Rising energy prices are driving home sales and price growth in America’s oil boomtowns, according to a report Realtor.com released Thursday.
Texas and parts of the Midwest dominated the listing site’s monthly hottest housing markets index, as affordable areas in the country’s center overtook the pricier coastal cities in terms of price growth and the speed in which homes are changing hands. The shift to the Midwest underscores the severity of the housing shortage in some areas, where developers have built very little besides high-end homes since the Great Recession.
Midland, a city in west Texas near the oil-rich Permian Basin, ranked No. 1 on the hotness list. The average listing has been on the market for less than a month, while listing prices have soared over the past year.
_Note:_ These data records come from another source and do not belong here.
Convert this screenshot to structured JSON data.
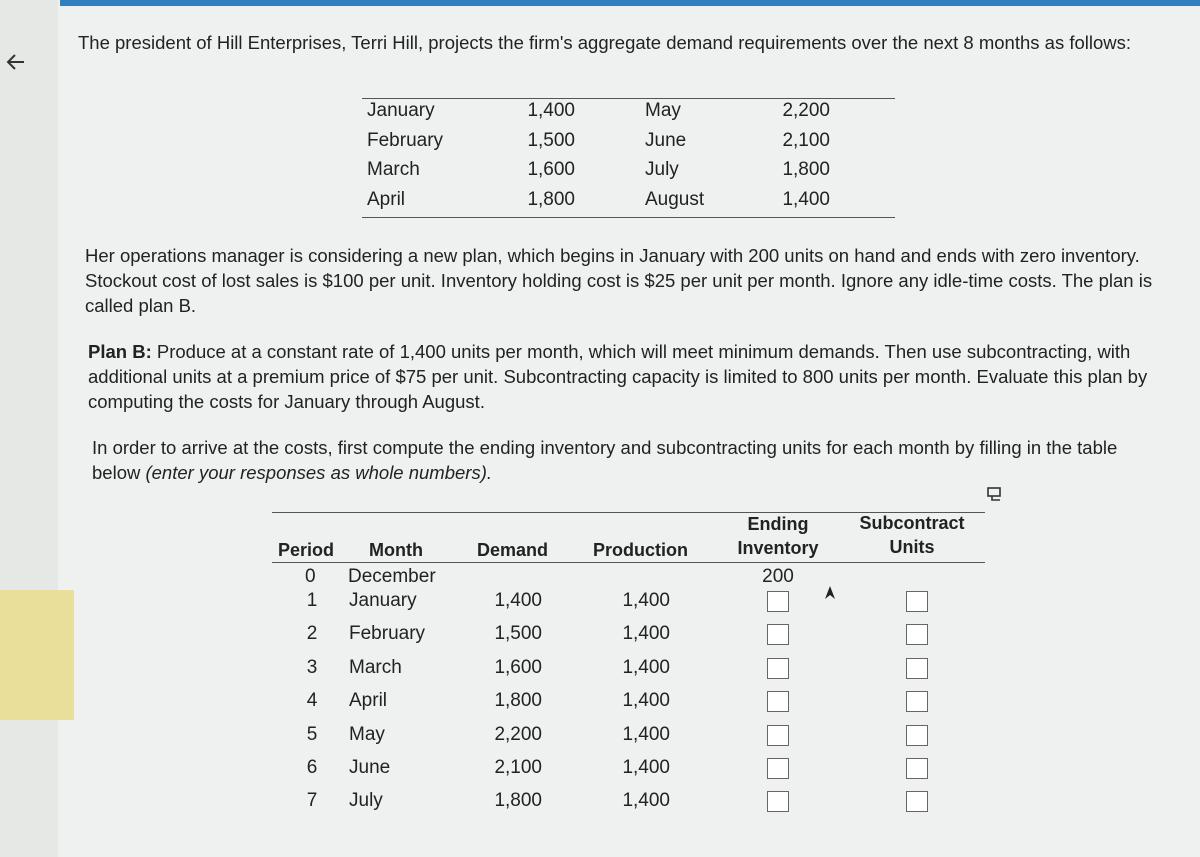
{
  "intro": "The president of Hill Enterprises, Terri Hill, projects the firm's aggregate demand requirements over the next 8 months as follows:",
  "demand_table": {
    "rows": [
      [
        "January",
        "1,400",
        "May",
        "2,200"
      ],
      [
        "February",
        "1,500",
        "June",
        "2,100"
      ],
      [
        "March",
        "1,600",
        "July",
        "1,800"
      ],
      [
        "April",
        "1,800",
        "August",
        "1,400"
      ]
    ]
  },
  "plan_intro": "Her operations manager is considering a new plan, which begins in January with 200 units on hand and ends with zero inventory. Stockout cost of lost sales is $100 per unit. Inventory holding cost is $25 per unit per month. Ignore any idle-time costs. The plan is called plan B.",
  "plan_b": {
    "label": "Plan B:",
    "text": " Produce at a constant rate of 1,400 units per month, which will meet minimum demands. Then use subcontracting, with additional units at a premium price of $75 per unit. Subcontracting capacity is limited to 800 units per month. Evaluate this plan by computing the costs for January through August."
  },
  "instruction": {
    "text": "In order to arrive at the costs, first compute the ending inventory and subcontracting units for each month by filling in the table below ",
    "note": "(enter your responses as whole numbers)."
  },
  "table": {
    "headers": [
      "Period",
      "Month",
      "Demand",
      "Production",
      "Ending",
      "Inventory",
      "Subcontract",
      "Units"
    ],
    "start": [
      "0",
      "December",
      "200"
    ],
    "rows": [
      [
        "1",
        "January",
        "1,400",
        "1,400"
      ],
      [
        "2",
        "February",
        "1,500",
        "1,400"
      ],
      [
        "3",
        "March",
        "1,600",
        "1,400"
      ],
      [
        "4",
        "April",
        "1,800",
        "1,400"
      ],
      [
        "5",
        "May",
        "2,200",
        "1,400"
      ],
      [
        "6",
        "June",
        "2,100",
        "1,400"
      ],
      [
        "7",
        "July",
        "1,800",
        "1,400"
      ]
    ]
  }
}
The median home on the market is now selling for $350,000, significantly greater than the national median listing price of around $300,000, according to Realtor.
The number of million-dollar listings is helping drive the price growth there. There were 34 homes on the market priced over $1 million in the Midland area as of Thursday, according to Realtor.com.
“Driven by a surging oil economy, the median age of inventory in Midland is 29 days, with homes receiving 2.4 times more listing views than the U.S. overall,” said to the site’s report.
Neighboring city Odessa, another Texas boomtown, has also experienced rapid price growth of 45% over the past year, with the median list price at more than $289,000 in July. Realtor ranked Odessa No. 20 on the nationwide list, and there are now more than a dozen homes in the city asking more than $1 million.
Other formerly depressed areas of the country, particularly in the Midwest Rust Belt, have watched prices soar over the past year as more homebuyers are entering markets where there’s been very little new home building since the housing bust of 2008-09.
Fort Wayne, Indiana, and Boise, Idaho, ranked as the second and third hottest markets in the U.S. in July, respectively, according to Realtor.
The median listing price in Boise has soared 17% past the national average to $339,000.
The situation in Boise highlights the severity of America’s affordable housing shortage. A recent study by the U.S. Department of Housing and Urban Development, found there are 10 times more buyers looking for a home in Boise than available homes for sale. Median days on market was down to only 34 days.
Much of the growth in listing prices has been due to higher-end development, which is out of sink with budgets.
“With the median home list price hovering at a record level, affordable markets are very attractive for buyers, which is contributing to the popularity of many Midwestern markets,” said Danielle Hale, chief economist at Realtor.com, in a statement. “Inventory remains scarce due to strong buyer demand and years of underbuilding.”